The other evening, my wife and I watched the sunset from our terrace, and we stayed until stars came out. As usual, the evening star was the first to appear. An hour or so later, it was still the brightest light in the sky on this moonless night, its steady gleam easily outshining the twinkling competition.

The evening star had an unfair advantage, of course, since it is actually the planet Venus, masquerading as a star. Like the moon, it emits no light but merely reflects light from the sun.

It struck me that if the moon and Venus can beam that brightly, as dull-surfaced and void of light as they are in themselves, I need not worry so much about my own spiritual reflective index—my degree of goodness or godliness, as perceived by myself or others. All I really have to do is be there to reflect God’s light when He shines on me. That realization doesn’t give me license to let myself go and become a spiritual slob, but it’s liberating to know I don’t have to try to appear to be something I’m not.

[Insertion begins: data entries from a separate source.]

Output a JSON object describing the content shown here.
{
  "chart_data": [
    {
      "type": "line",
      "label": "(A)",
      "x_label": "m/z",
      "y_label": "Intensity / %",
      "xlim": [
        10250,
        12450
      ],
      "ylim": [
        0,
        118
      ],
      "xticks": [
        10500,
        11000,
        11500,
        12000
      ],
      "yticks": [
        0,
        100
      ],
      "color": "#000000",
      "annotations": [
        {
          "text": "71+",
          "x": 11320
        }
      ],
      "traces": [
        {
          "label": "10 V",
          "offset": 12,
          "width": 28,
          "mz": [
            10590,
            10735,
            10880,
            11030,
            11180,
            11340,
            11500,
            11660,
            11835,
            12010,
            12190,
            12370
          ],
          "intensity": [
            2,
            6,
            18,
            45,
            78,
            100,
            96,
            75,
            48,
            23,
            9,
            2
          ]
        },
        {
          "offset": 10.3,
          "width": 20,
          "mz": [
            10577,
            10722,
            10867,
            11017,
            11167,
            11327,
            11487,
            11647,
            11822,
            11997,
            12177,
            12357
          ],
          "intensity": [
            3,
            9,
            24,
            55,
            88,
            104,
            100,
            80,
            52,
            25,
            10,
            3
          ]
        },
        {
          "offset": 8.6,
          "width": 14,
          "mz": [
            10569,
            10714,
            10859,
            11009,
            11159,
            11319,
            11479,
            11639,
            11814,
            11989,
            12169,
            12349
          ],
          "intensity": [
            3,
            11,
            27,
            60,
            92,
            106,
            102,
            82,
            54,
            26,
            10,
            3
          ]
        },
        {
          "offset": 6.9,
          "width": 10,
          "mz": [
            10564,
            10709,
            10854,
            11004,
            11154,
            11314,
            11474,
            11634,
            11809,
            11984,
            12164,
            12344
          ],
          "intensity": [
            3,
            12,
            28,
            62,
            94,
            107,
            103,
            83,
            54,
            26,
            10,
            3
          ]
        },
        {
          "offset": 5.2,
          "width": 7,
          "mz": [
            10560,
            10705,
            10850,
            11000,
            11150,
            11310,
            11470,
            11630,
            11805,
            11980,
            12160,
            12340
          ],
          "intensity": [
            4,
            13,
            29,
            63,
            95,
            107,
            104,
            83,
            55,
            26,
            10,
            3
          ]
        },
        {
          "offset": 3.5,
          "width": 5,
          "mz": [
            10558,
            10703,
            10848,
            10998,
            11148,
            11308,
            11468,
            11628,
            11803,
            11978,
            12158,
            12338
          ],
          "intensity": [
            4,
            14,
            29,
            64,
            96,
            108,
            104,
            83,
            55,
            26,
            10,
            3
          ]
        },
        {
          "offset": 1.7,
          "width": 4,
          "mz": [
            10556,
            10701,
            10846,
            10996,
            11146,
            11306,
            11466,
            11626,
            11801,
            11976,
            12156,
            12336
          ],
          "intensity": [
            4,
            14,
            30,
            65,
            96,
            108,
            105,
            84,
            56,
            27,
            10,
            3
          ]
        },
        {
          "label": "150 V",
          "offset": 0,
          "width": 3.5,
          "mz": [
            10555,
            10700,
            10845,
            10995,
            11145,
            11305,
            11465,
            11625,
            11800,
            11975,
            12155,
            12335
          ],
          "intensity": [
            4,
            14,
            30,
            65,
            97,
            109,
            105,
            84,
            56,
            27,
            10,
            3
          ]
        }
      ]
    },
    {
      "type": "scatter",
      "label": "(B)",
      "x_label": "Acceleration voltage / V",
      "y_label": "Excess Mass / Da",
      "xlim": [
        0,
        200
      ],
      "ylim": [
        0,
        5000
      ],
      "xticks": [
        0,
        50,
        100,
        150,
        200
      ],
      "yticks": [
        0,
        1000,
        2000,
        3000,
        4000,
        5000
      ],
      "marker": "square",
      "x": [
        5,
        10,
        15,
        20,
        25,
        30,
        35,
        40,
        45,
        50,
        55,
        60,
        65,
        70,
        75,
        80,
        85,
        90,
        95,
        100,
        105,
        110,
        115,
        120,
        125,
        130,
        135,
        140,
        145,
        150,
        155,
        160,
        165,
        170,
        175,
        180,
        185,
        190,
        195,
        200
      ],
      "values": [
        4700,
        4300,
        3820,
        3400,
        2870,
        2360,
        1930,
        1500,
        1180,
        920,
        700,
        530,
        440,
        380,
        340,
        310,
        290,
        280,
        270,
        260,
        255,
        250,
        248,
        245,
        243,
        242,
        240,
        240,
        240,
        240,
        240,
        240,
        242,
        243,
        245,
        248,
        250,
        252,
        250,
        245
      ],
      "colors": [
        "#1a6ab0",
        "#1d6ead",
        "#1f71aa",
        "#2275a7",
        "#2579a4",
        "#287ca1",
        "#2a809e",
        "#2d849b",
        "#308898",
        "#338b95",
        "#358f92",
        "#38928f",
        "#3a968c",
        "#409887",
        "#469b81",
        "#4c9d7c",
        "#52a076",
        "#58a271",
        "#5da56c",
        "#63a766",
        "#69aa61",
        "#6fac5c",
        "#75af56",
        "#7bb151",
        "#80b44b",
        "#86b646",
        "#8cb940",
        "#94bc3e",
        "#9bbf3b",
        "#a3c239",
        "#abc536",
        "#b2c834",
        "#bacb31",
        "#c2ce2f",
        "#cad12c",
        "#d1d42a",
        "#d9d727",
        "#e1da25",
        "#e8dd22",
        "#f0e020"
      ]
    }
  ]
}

That experience put a new spin on a phrase from a familiar Bible verse—“Now we see through a glass darkly.”1 I had always applied that to my perception of God and spiritual realities, but now I see that it also applies to how others see God reflected in me. No matter how I may try, I can’t change my own nature any more than a planet or moon can transform itself into a star. That transformation is something that God does as He shines on me. I may not be the most brilliant, reflective surface, but His light is sufficiently bright to make me one of His stars.